Among the easiest vegetables to grow in our vegetable garden are blettes (Swiss chard). I plant the seeds and they grow. I do tend to plant the seeds too close together when I plant in the ground. I'm afraid they won't all sprout or something. So when they all come up, thinning and transplanting are in order. But aside from that, these things just grow.

Sauteed chard leaves (without the stems) ready to be added to the final dish.

They can get close to two feet tall, which is way past time to pick them, but they're still good. And I can pick each leaf independently, which means that the plant stays in the ground and puts up new leaves for later harvests. It's the leaf that keeps on giving. Like rhubarb. Except, unlike rhubarb, the stems are good to eat.

In fact, some people eat only the stems. But we like the leaves, too. I normally separate the leaves from the stems and we use them differently. For example, the leaves you see here were lightly sauteed in olive oil, then added to a dish of spicy chick peas for a variation of espinacas con garbanzos (thanks to this guy for the inspiration). Ken used the stems the next day to make a gratin, a simple dish of the cooked stems with a béchamel sauce and some cheese browned in the oven.

Blettes are often used just like you would use spinach. But the leaves are tenderer than spinach, and their flavor is milder and sweeter. The stems aren't tough or stringy when cooked, but are tender and tasty.

Many people around where we live include blettes in their annual garden. This is the second time for me, but I see them becoming an annual staple for us, too.


  1. I cook my Swiss chard like this, except that I use only four anchovy fillets (or to taste). I couldn't believe how delicious it was, and I don't even like anchovies.

  2. I'm really going to have to look into this whole Swiss chard thing :) Sometimes, we get so used to eating what we grew up eating, we ignore other things that are out there.

  3. Wish chard would grow here in Alabama. I should try it as a fall crop perhaps.

  4. Not a veg I have ever eaten but as I adore baby spinach and things au gratin I think will give it a go.

  5. I always found the talk about "humidity" in France to be funny. They need to come to South Florida in July and August. Then they'd know what humidity is all about.

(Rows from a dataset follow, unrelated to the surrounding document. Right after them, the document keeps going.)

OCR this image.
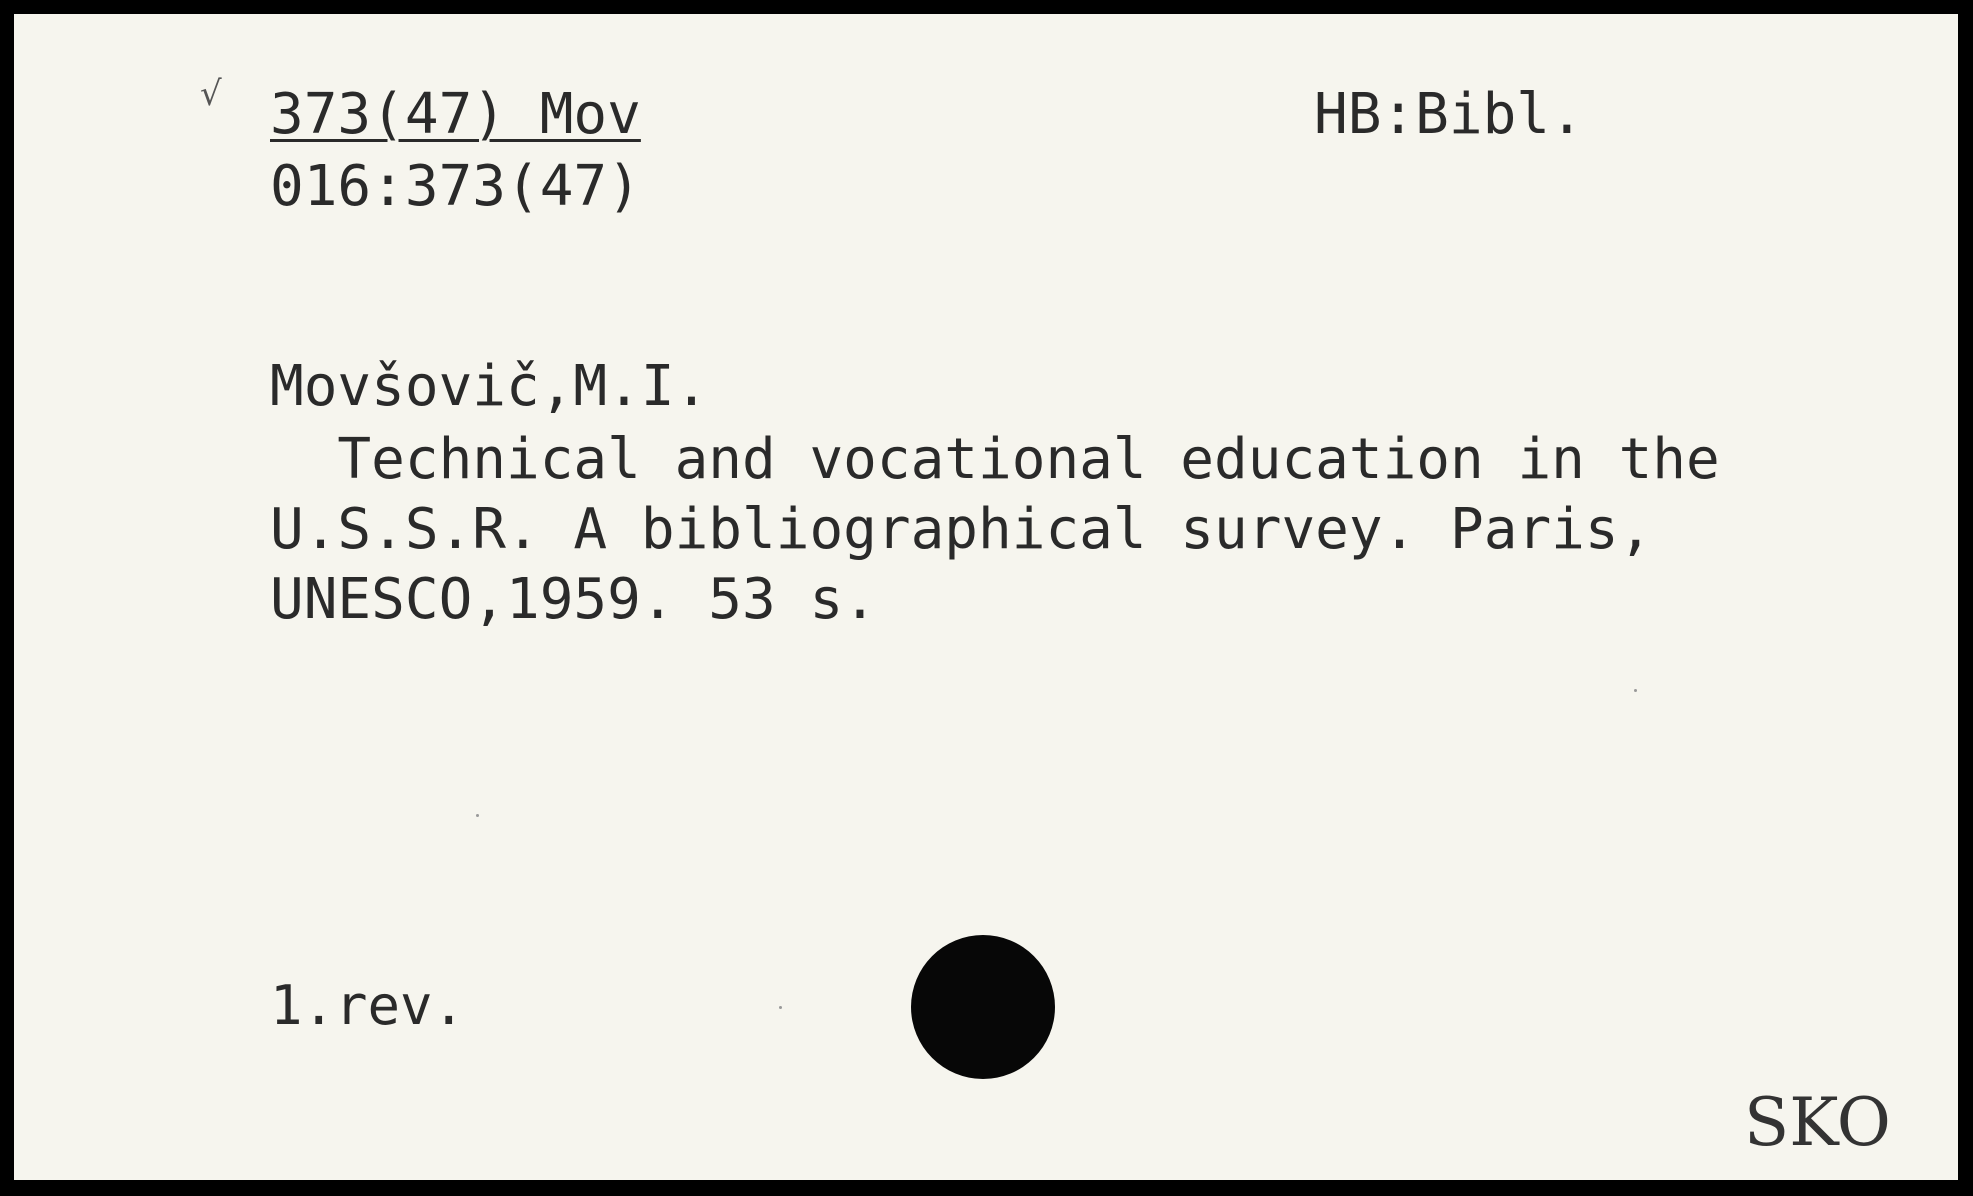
√ 373(47) Mov
016:373(47)
HB:Bibl.
Movšovič,M.I.
Technical and vocational education in the
U.S.S.R. A bibliographical survey. Paris,
UNESCO,1959. 53 s.
1.rev.
SKO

  6. Have you tried the brightly colored (red,yellow, and green) stemmed swiss chard? It is widely available at our markets here. Good source for nutrients. You, two, must have excellent numbers when you have bloodwork done!

    Mary in Oregon

  7. I let ours go to seed so it sows itself now. The leaves are excellent for keeping macular degeneration at bay. It copes very well with hot weather, which ordinary spinach does not.

  8. buddybear, that does sound good. I'm with you, I need to cut the anchovies down in recipes, otherwise it's too strong of a taste (and too salty).

    judy, oh, they're delicious! Have you never had them?

    evelyn, worth a shot!

    n&a, they are much milder than spinach.

    starman, oh, I know. But it's funny how when you're not used to that kind of humidity, a little bit is very noticeable. You'd call it almost dry! lol

    mary, yes, but with not much success. The plain ones seem to grow better.

    susan, that's cool. Are they in the potager or in your back garden?

    alan, mmmmm, they are!

  9. Hey Walt the Fourth! I love this. So glad to have inspired someone in the kitchen. That has got to be a first!

  10. mitch, it's a delicious dish, and this was the second time I made it since you posted about it.

  11. But my blog did NOT inspire you to make Kraft Macaroni & Cheese with bacon bits. I don't get it. Really, I'm glad you're enjoying the dish!